Republicans spoke after the 2012 election of recognizing their large gap with some Democratic-leaning demographic groups (DLDGs) and their poor long-term electoral prospects as a consequence. Republican outreach efforts, for all that Democrats have found such efforts laughable, have … justified the laughter*.
OK, I’m a strange one to engage in a bit of snark considering I wrote that whole series on the need for Democrats to win more white voters. I still think that’s the case, but part of the case has not materialized, specifically the part about Republicans cutting into that gap with DLDGs. The assumption was actually a refusal to assume, namely refusing to assume Republicans would have no success. There was a chance they would make a serious effort, wouldn’t bumble it all, wouldn’t undermine themselves at every turn, and might enjoy some success. Not a lot of success, not like flipping young voters or women voters, but they didn’t need to. Cutting off a few percent would be enough to flip election results, and couldn’t count on them not doing it. Except it looks like they haven’t trimmed a few percent and have bumbled it all, judging by this Quinnipiac poll on the 2016 presidential election in Florida.

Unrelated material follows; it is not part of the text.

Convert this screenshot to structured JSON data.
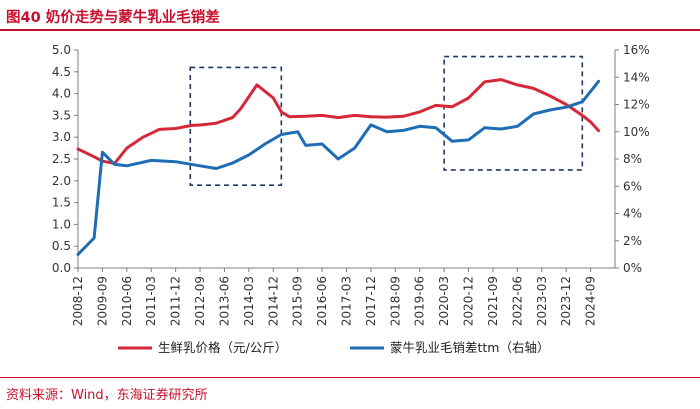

Readers who follow politics regularly can probably fill in the caveats, but just so nobody gets left behind, that poll is just about Florida. It’s about only the presidential election. The 2016 election is a long way off. The pollster asked about a bunch of Republican candidates but only about Hillary Clinton in the head-to-head matchups, so she could muck up the whole thing by not running.
However, Florida is the third biggest state and a swing state, the biggest contested prize in the electoral college (unless Democrats make Texas competitive sooner than reasonably expected), so we do care. Candidates have to care about the poll results because they have to decide in about a year whether to run, and what’s most important to our main point, the demographic fundamentals still matter. They’re the interesting part, in terms of what changed since last election, or, as readers might have inferred from the first couple paragraphs, haven’t changed.

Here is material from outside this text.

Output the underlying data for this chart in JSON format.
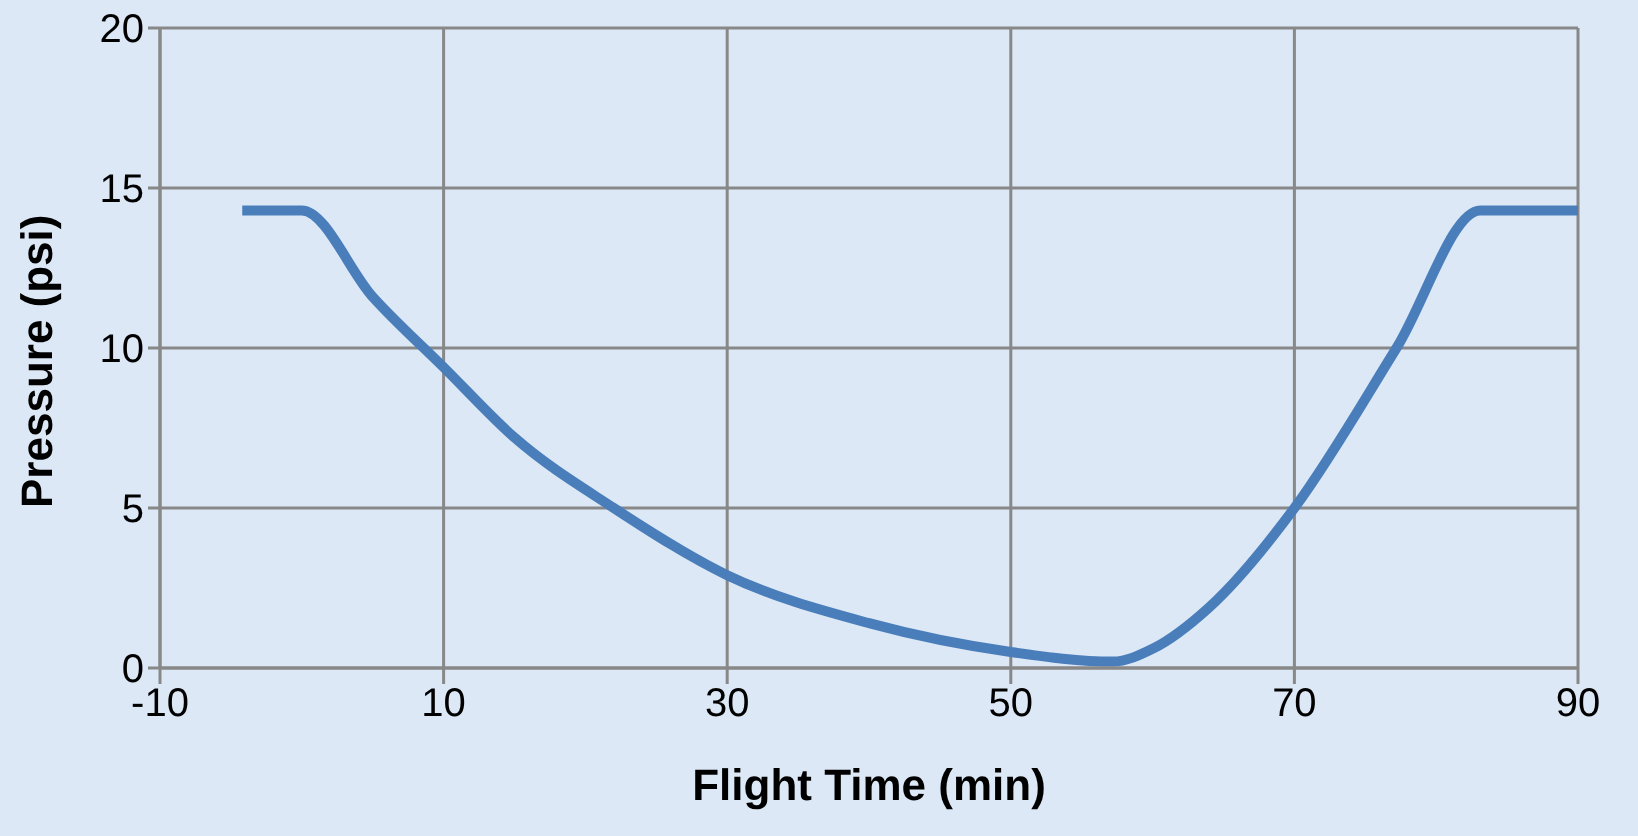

In the breakdowns of the head-to-head matchups, my eye was caught by the age breakdown. Regardless of the matchup, voters 18-29 supported Clinton by 60-something to 20-something. Results varied, but within that narrow range. Of course, narrowing the deficit by a few points could matter, but the difference between one Republican and another was close enough to maybe be just noise. Compare that to the national youth vote, where Obama won 60-36 in 2012, and 66-31 in 2008. So Clinton’s lead, regardless of opponent, is right around Obama’s 2008 win and better than 2012. Voters 30-49 and 50-64 leaned to Clinton, and only voters over 65 leaned Republican. If you’re thinking you already looked at the results in 2012 so you already knew this, well, now you know it hasn’t changed.

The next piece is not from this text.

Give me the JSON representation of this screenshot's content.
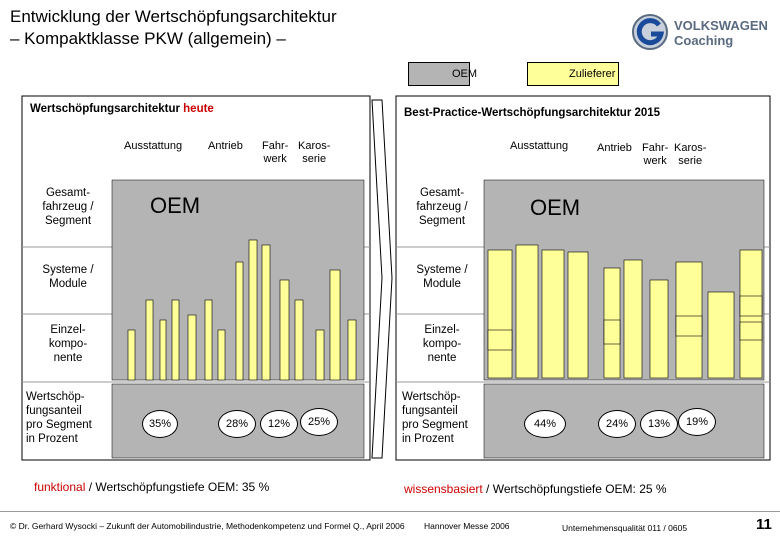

I won’t say there was nothing interesting in the candidate matchups. Floridians gave Clinton a two-point lead over their former governor Jeb Bush, and she did even better against Marco Rubio, so the good news there is picking a Floridian candidate merely makes the Republicans competitive. The biggest lead, 16 points, was over Ted Cruz.
The most interesting bit for Democrats might be the question on the Democratic primary. Clinton has 70%, and nobody else had enough to matter. I don’t recall where similar polls had her at this stage of the 2008 cycle, assuming there even were any such polls. I’m incredulous at the idea she was this dominant. If she runs, the nomination is probably decided. If she doesn’t, there’s no frontrunner.
*For some extra fun, Republicans are opening an office for outreach to African-Americans in Detroit, probably a good idea, but the keynote address for the opening is being delivered by Rand Paul, who vowed federal help for Detroit would come over his dead body. The clueless express rolls on.